| Aku ingin pergi tapi kau tak izinkan.
Akhirnya aku ingin belajar agar kau sendiri yang menyuruhku pergi.
Maukah kau mengajarkan? |🌸🌸🌸
Kamal pamit pergi ke rumah istri keduanya setelah mengajak istri pertamanya makan pagi di Warteg.
"Udah jam 8 nih. Kemarin aja aku berangkat dari sana jam 5, sampai sini jam 6. Udah gitu sekarang aku makan dulu sama kamu. Kemarin Si Anis aja gak aku ajak makan," ujar Kamal.
"Ya salah sendiri pas mau ke sini malah kepagian dan gak makan dulu di sana!" Ucap Sinta datar.
Alih-alih berkata, "OMG! Thanks!", Sinta malah berkata demikian. Ah, nampaknya dia sudah bosan menjadi istri yang lembut, penyabar, dan penurut seperti dulu. Mungkin benar kata orang bahwa "Orang jahat adalah orang baik yang tersakiti." Bukan, ini bukan sedang membenarkan sifat negatif seseorang. Namun lebih ke dampak jika seseorang yang tadinya baik hati diperlakukan semena-mena, ya lama-lama akan berubah jua. Teori ini mungkin tidak berlaku bagi semua orang. Namun tidak bagi Sinta.
"Hari ini aku gak bawa Fâruq dulu ya?" Pintanya pada Sinta sebelum pergi.
"Loh, kenapa? Gak bisa, harus dibawa, kan sudah aturannya," Sinta bersikeras.
Dia sudah terlalu banyak mengalah pada suaminya. Teringat dulu Sinta takut dipenjara karena diancam Kamal, respon Teh Ila hanya tertawa.
"Gertak aja itu mah! Si Kamal tau Sinta gampang ditakut-takuti, makanya dia nggertak. Kebanyakan drama sih!" Ucap Teh Ila geram.
'Kini tak kan ada lagi Sinta yang lemah seperti dulu!' Tekadnya dalam hati.
Dengan terpaksa akhirnya Kamal membawa Fâruq pergi. Beberapa saat kemudian ponsel Sinta bergetar, ada pesan masuk dari Pak Wanto, Direktur Utama di perusahaan tempat Kamal bekerja.
[Mbak Sinta, apa Ustâdz Kamal ada di rumah?]
Hmm, untuk apa beliau menghubungi Kamal pada hari Sabtu seperti ini? Hari ini kan hari libur.
[Tidak ada, Pak. Beliau sedang ke rumah istri keduanya.] Balas Sinta.

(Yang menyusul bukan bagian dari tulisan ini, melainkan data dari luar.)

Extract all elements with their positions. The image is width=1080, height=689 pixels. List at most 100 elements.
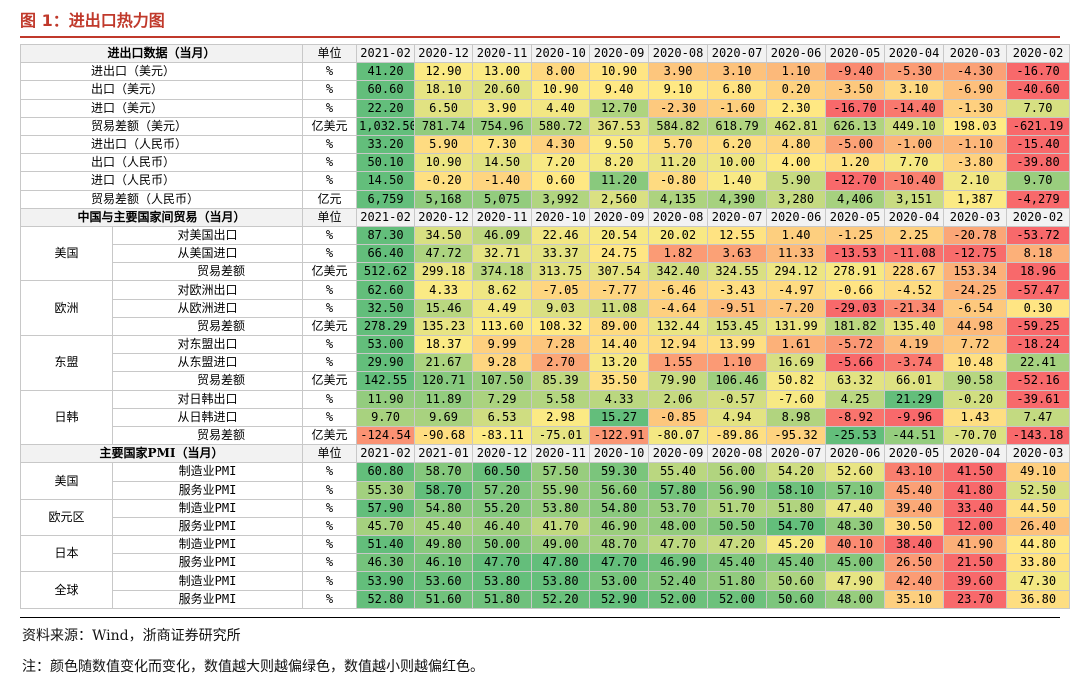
value-cell: 10.00 bbox=[707, 153, 768, 173]
row-label: 服务业PMI bbox=[111, 480, 304, 500]
value-cell: 52.50 bbox=[1006, 480, 1071, 500]
date-header: 2020-02 bbox=[1006, 207, 1071, 227]
value-cell: 7.30 bbox=[472, 134, 533, 155]
table-row: 欧元区 制造业PMI% 57.90 54.80 55.20 53.80 54.80 53.70… bbox=[20, 498, 1071, 537]
value-cell: 47.20 bbox=[707, 535, 768, 555]
value-cell: 132.44 bbox=[648, 316, 709, 337]
value-cell: 5.70 bbox=[648, 134, 709, 155]
value-cell: -1.25 bbox=[825, 225, 886, 246]
value-cell: 60.80 bbox=[356, 462, 416, 482]
value-cell: 1,032.50 bbox=[356, 116, 416, 136]
value-cell: 45.20 bbox=[766, 535, 827, 555]
value-cell: 135.40 bbox=[884, 316, 945, 337]
date-header: 2020-03 bbox=[1006, 444, 1071, 464]
value-cell: 7.29 bbox=[472, 389, 533, 409]
row-unit: % bbox=[302, 171, 358, 191]
value-cell: -11.08 bbox=[884, 244, 945, 264]
value-cell: 5.90 bbox=[766, 171, 827, 191]
value-cell: 60.60 bbox=[356, 80, 416, 100]
value-cell: 10.90 bbox=[589, 62, 650, 82]
date-header: 2020-04 bbox=[943, 444, 1008, 464]
value-cell: 7.70 bbox=[884, 153, 945, 173]
date-header: 2020-09 bbox=[589, 43, 650, 64]
value-cell: -24.25 bbox=[943, 280, 1008, 300]
value-cell: 56.00 bbox=[707, 462, 768, 482]
table-row: 服务业PMI% 52.80 51.60 51.80 52.20 52.90 52.00 52.… bbox=[21, 589, 1071, 609]
section-header-row: 主要国家PMI（当月） 单位 2021-02 2021-01 2020-12 2020-1… bbox=[19, 444, 1071, 464]
value-cell: 66.40 bbox=[356, 244, 416, 264]
value-cell: 48.30 bbox=[825, 516, 886, 537]
value-cell: 113.60 bbox=[472, 316, 533, 337]
value-cell: 33.20 bbox=[356, 134, 416, 155]
value-cell: 2,560 bbox=[589, 189, 650, 209]
value-cell: -0.57 bbox=[707, 389, 768, 409]
table-row: 日韩 对日韩出口% 11.90 11.89 7.29 5.58 4.33 2.06 -0.57-… bbox=[20, 389, 1071, 446]
value-cell: 2.10 bbox=[943, 171, 1008, 191]
value-cell: 55.90 bbox=[531, 480, 591, 500]
value-cell: 11.20 bbox=[648, 153, 709, 173]
date-header: 2020-04 bbox=[884, 43, 945, 64]
row-label: 服务业PMI bbox=[111, 516, 304, 537]
value-cell: -83.11 bbox=[472, 425, 533, 446]
value-cell: 9.28 bbox=[472, 353, 533, 373]
date-header: 2020-05 bbox=[884, 444, 945, 464]
value-cell: 3,992 bbox=[531, 189, 591, 209]
value-cell: 90.58 bbox=[943, 371, 1008, 391]
value-cell: -59.25 bbox=[1006, 316, 1071, 337]
value-cell: 44.80 bbox=[1006, 535, 1071, 555]
value-cell: 8.20 bbox=[589, 153, 650, 173]
value-cell: 0.30 bbox=[1006, 298, 1071, 318]
value-cell: 55.20 bbox=[472, 498, 533, 518]
value-cell: 1.40 bbox=[707, 171, 768, 191]
value-cell: -39.80 bbox=[1006, 153, 1071, 173]
value-cell: 39.40 bbox=[884, 498, 945, 518]
row-unit: % bbox=[302, 407, 358, 427]
row-unit: % bbox=[302, 280, 358, 300]
group-label: 日韩 bbox=[20, 389, 113, 446]
value-cell: 30.50 bbox=[884, 516, 945, 537]
value-cell: 198.03 bbox=[943, 116, 1008, 136]
row-label: 贸易差额（美元） bbox=[19, 116, 304, 136]
value-cell: 32.71 bbox=[472, 244, 533, 264]
value-cell: 10.90 bbox=[531, 80, 591, 100]
table-row: 出口（美元）% 60.60 18.10 20.60 10.90 9.40 9.10 6.80 0… bbox=[19, 80, 1071, 100]
row-label: 对日韩出口 bbox=[111, 389, 304, 409]
value-cell: 4.33 bbox=[589, 389, 650, 409]
date-header: 2020-05 bbox=[825, 207, 886, 227]
value-cell: 50.82 bbox=[766, 371, 827, 391]
value-cell: -4,279 bbox=[1006, 189, 1071, 209]
value-cell: 47.72 bbox=[414, 244, 474, 264]
row-unit: % bbox=[302, 225, 358, 246]
value-cell: 6.80 bbox=[707, 80, 768, 100]
value-cell: 12.70 bbox=[589, 98, 650, 118]
row-label: 制造业PMI bbox=[111, 571, 304, 591]
value-cell: 3.10 bbox=[884, 80, 945, 100]
value-cell: -0.85 bbox=[648, 407, 709, 427]
table-row: 进出口（人民币）% 33.20 5.90 7.30 4.30 9.50 5.70 6.20 4.… bbox=[19, 134, 1071, 155]
value-cell: 2.25 bbox=[884, 225, 945, 246]
date-header: 2020-11 bbox=[472, 43, 533, 64]
value-cell: -95.32 bbox=[766, 425, 827, 446]
table-row: 日本 制造业PMI% 51.40 49.80 50.00 49.00 48.70 47.70 4… bbox=[20, 535, 1071, 573]
row-label: 制造业PMI bbox=[111, 462, 304, 482]
section-header-row: 进出口数据（当月） 单位 2021-02 2020-12 2020-11 2020-10 2… bbox=[19, 43, 1071, 64]
value-cell: 58.70 bbox=[414, 462, 474, 482]
figure-title: 图 1：进出口热力图 bbox=[20, 11, 165, 30]
value-cell: 7.70 bbox=[1006, 98, 1071, 118]
value-cell: 62.60 bbox=[356, 280, 416, 300]
row-unit: % bbox=[302, 134, 358, 155]
value-cell: 9.40 bbox=[589, 80, 650, 100]
value-cell: -0.20 bbox=[943, 389, 1008, 409]
value-cell: 47.80 bbox=[531, 553, 591, 573]
value-cell: 56.90 bbox=[707, 480, 768, 500]
value-cell: -14.40 bbox=[884, 98, 945, 118]
row-label: 从东盟进口 bbox=[111, 353, 304, 373]
date-header: 2020-07 bbox=[766, 444, 827, 464]
value-cell: 12.94 bbox=[648, 334, 709, 355]
value-cell: 51.60 bbox=[414, 589, 474, 609]
value-cell: -4.52 bbox=[884, 280, 945, 300]
value-cell: 57.90 bbox=[356, 498, 416, 518]
value-cell: 14.40 bbox=[589, 334, 650, 355]
date-header: 2020-03 bbox=[943, 43, 1008, 64]
value-cell: 4.94 bbox=[707, 407, 768, 427]
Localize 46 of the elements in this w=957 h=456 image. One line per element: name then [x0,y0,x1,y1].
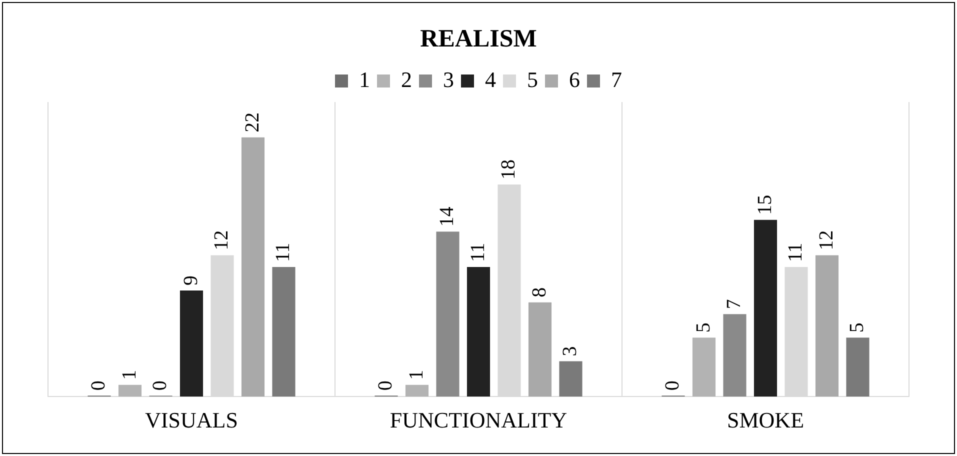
bar [559,361,582,397]
data-label: 0 [662,380,684,391]
bar [241,137,265,397]
bar [118,384,142,397]
data-label: 7 [723,299,745,310]
bar [723,314,746,397]
data-label: 1 [405,370,428,380]
bar [815,255,839,397]
data-label: 8 [528,287,550,298]
bar [528,302,552,397]
data-label: 11 [784,242,806,262]
data-label: 0 [88,380,110,391]
legend-label: 4 [485,66,496,92]
legend-label: 3 [443,66,454,92]
legend-label: 7 [611,66,622,92]
data-label: 15 [754,194,776,215]
bar [692,338,716,397]
x-tick-label: SMOKE [726,408,804,433]
legend-label: 5 [527,66,538,92]
chart-title: REALISM [420,25,537,52]
data-label: 18 [498,159,520,180]
data-label: 5 [846,322,868,333]
data-label: 22 [241,112,264,132]
legend-label: 1 [359,66,370,92]
legend-label: 6 [569,66,580,92]
data-label: 11 [466,242,489,262]
legend-label: 2 [401,66,412,92]
x-tick-label: VISUALS [145,408,238,433]
bar [180,290,204,397]
data-label: 5 [692,322,714,333]
data-label: 0 [374,380,396,391]
x-tick-label: FUNCTIONALITY [390,408,568,433]
data-label: 12 [210,230,232,250]
bar [405,384,429,397]
data-label: 1 [118,370,140,380]
data-label: 14 [436,206,458,227]
bar [436,232,460,397]
bar [846,338,870,397]
bar [754,220,778,397]
data-label: 9 [180,276,202,286]
data-label: 0 [149,380,171,391]
bar [272,266,296,397]
data-label: 3 [559,346,581,356]
data-label: 11 [272,242,294,262]
data-label: 12 [815,230,838,250]
bar [466,266,490,397]
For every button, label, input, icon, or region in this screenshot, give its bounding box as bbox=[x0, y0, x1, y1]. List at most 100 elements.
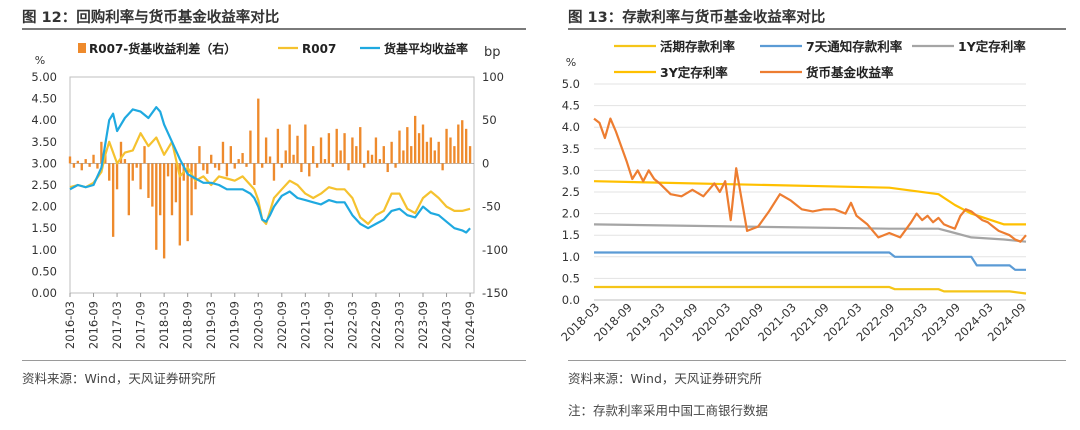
y-tick-label: 3.0 bbox=[562, 163, 580, 177]
y-tick-label: 0.5 bbox=[562, 271, 580, 285]
x-tick-label: 2022-03 bbox=[345, 301, 359, 349]
x-tick-label: 2022-09 bbox=[369, 301, 383, 349]
y-tick-label: 1.5 bbox=[562, 228, 580, 242]
legend-demand-deposit-label: 活期存款利率 bbox=[660, 39, 736, 54]
x-tick-label: 2019-09 bbox=[228, 301, 242, 349]
x-tick-label: 2021-09 bbox=[322, 301, 336, 349]
spread-bar bbox=[453, 146, 456, 164]
spread-bar bbox=[429, 137, 433, 164]
spread-bar bbox=[327, 133, 331, 164]
source-rule bbox=[568, 360, 1066, 361]
spread-bar bbox=[437, 141, 440, 164]
spread-bar bbox=[280, 163, 283, 168]
spread-bar bbox=[406, 127, 409, 164]
left-axis-unit: % bbox=[566, 56, 576, 69]
spread-bar bbox=[88, 163, 91, 167]
spread-bar bbox=[355, 146, 358, 164]
spread-bar bbox=[402, 150, 405, 164]
spread-bar bbox=[343, 133, 346, 164]
spread-bar bbox=[92, 154, 95, 164]
spread-bar bbox=[119, 141, 123, 164]
one-year-deposit-line bbox=[593, 223, 1027, 243]
x-tick-label: 2018-03 bbox=[157, 301, 171, 349]
y2-tick-label: 0 bbox=[482, 156, 489, 170]
title-rule bbox=[22, 28, 526, 30]
x-tick-label: 2016-03 bbox=[63, 301, 77, 349]
spread-bar bbox=[421, 124, 425, 164]
spread-bar bbox=[186, 163, 189, 242]
spread-bar bbox=[135, 163, 138, 168]
legend-spread-label: R007-货基收益利差（右） bbox=[89, 41, 236, 56]
spread-bar bbox=[398, 130, 401, 164]
spread-bar bbox=[276, 128, 280, 164]
spread-bar bbox=[76, 160, 80, 164]
figure-12-title: 图 12：回购利率与货币基金收益率对比 bbox=[22, 10, 280, 26]
y-tick-label: 5.0 bbox=[562, 77, 580, 91]
spread-bar bbox=[261, 163, 264, 168]
spread-bar bbox=[445, 128, 448, 164]
y-tick-label: 2.00 bbox=[31, 200, 57, 214]
spread-bar bbox=[312, 146, 315, 164]
spread-bar bbox=[441, 163, 444, 171]
spread-bar bbox=[131, 163, 134, 181]
spread-bar bbox=[80, 163, 83, 171]
spread-bar bbox=[170, 163, 174, 216]
spread-bar bbox=[115, 163, 119, 190]
spread-bar bbox=[166, 163, 170, 177]
spread-bar bbox=[366, 150, 370, 164]
x-tick-label: 2024-03 bbox=[440, 301, 454, 349]
left-axis-unit: % bbox=[35, 54, 45, 67]
y-tick-label: 5.00 bbox=[31, 70, 57, 84]
y-tick-label: 0.00 bbox=[31, 286, 57, 300]
spread-bar bbox=[233, 163, 236, 169]
y2-tick-label: 100 bbox=[482, 70, 504, 84]
y2-tick-label: -150 bbox=[482, 286, 508, 300]
spread-bar bbox=[417, 133, 421, 164]
figure-12-panel: 图 12：回购利率与货币基金收益率对比 % bp 0.00 0.50 1.00 1.50 2… bbox=[22, 10, 526, 386]
spread-bar bbox=[304, 124, 307, 164]
spread-bar bbox=[221, 141, 225, 164]
spread-bar bbox=[213, 163, 217, 168]
spread-bar bbox=[151, 163, 154, 207]
figure-13-title: 图 13：存款利率与货币基金收益率对比 bbox=[568, 10, 826, 26]
spread-bar bbox=[296, 135, 299, 164]
spread-bar bbox=[100, 141, 103, 164]
x-tick-label: 2018-09 bbox=[181, 301, 195, 349]
spread-bar bbox=[217, 163, 221, 171]
spread-bar bbox=[190, 163, 193, 216]
right-axis-unit: bp bbox=[484, 45, 501, 60]
y-tick-label: 1.00 bbox=[31, 243, 57, 257]
spread-bar bbox=[159, 163, 162, 216]
spread-bar bbox=[319, 137, 323, 164]
x-tick-label: 2020-03 bbox=[251, 301, 265, 349]
legend-mmf-yield-label: 货基平均收益率 bbox=[384, 41, 468, 56]
x-tick-label: 2023-03 bbox=[392, 301, 406, 349]
spread-bar bbox=[253, 163, 256, 185]
x-tick-label: 2021-03 bbox=[298, 301, 312, 349]
spread-bar bbox=[174, 163, 178, 203]
y2-tick-label: 50 bbox=[482, 113, 497, 127]
spread-bar bbox=[331, 163, 334, 167]
mmf-yield-line bbox=[593, 117, 1027, 243]
spread-bar bbox=[449, 137, 452, 164]
x-tick-label: 2020-09 bbox=[275, 301, 289, 349]
spread-bar bbox=[245, 163, 248, 167]
y-tick-label: 4.5 bbox=[562, 99, 580, 113]
y-tick-label: 1.50 bbox=[31, 221, 57, 235]
spread-bar bbox=[374, 137, 378, 164]
spread-bar bbox=[370, 154, 374, 164]
spread-bar bbox=[72, 163, 76, 168]
spread-bar bbox=[96, 163, 99, 169]
spread-bar bbox=[249, 130, 252, 164]
spread-bar bbox=[461, 120, 464, 164]
spread-bar bbox=[68, 156, 72, 164]
spread-bar bbox=[464, 128, 468, 164]
y2-tick-label: -100 bbox=[482, 243, 508, 257]
spread-bar bbox=[272, 163, 276, 181]
y-tick-label: 4.00 bbox=[31, 113, 57, 127]
spread-bar bbox=[123, 159, 127, 164]
spread-bar bbox=[410, 146, 413, 164]
y-tick-label: 2.50 bbox=[31, 178, 57, 192]
legend-three-year-deposit-label: 3Y定存利率 bbox=[660, 65, 728, 80]
y-tick-label: 2.0 bbox=[562, 207, 580, 221]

Sinta butuh waktu beberapa menit untuk mengirim pesan dengan kalimat tersebut. Dia edit, hapus, lalu ketik ulang. Tadinya dia hanya akan menjawab, "Tidak ada, Pak," namun dia teringat bahwa Pak Wanto adalah salah satu orang yang tidak percaya bahwa Kamal menginginkan poligami.
Ah, Pak Wanto. Bukankah kita bisa memakai topeng agar terlihat baik di depan orang? Topeng yang bisa menutupi aib dan borok. Jangan sok tahu, Pak! Istrinya ini lebih tahu bahwa Kamal sudah lama tak tahan ingin beristri selain Sinta seorang!
Buka topengmu, Kamal! Percuma kau koar-koar tidak mau berpoligami kepada bosmu, namun pada akhirnya kau menikah diam-diam tanpa mengundang Pak Wanto. Padahal beliau ada, sedang i'tikaf di Masjid yang sama saat kau mengucap Ijab Qabul! Lupakah engkau dengan hadîts bahwa menikah itu harus disyiarkan, hah??
Tak ada pesan balasan dari Pak Wanto. Sinta pun tak mengharapkan. Dia hanya ingin Pak Wanto dan istrinya tahu bahwa Kamal sekarang bukan miliknya seorang.
🌸🌸🌸
Sudah waktu zhuhur ketika Sinta mendengar motor Kamal datang. Ah, ada apakah gerangan? Mengapa dia cepat pulang? Dengan sengaja Sinta masih berdiam diri di kamar. Selamat, Kamal! Kini tak ada lagi Sinta yang berhambur menunggumu di ruang depan.
Terdengar Kamal mengucap salam. Dia langsung menuju kamar.
"Loh, kok kamu pulang?" Tanya Sinta keberatan.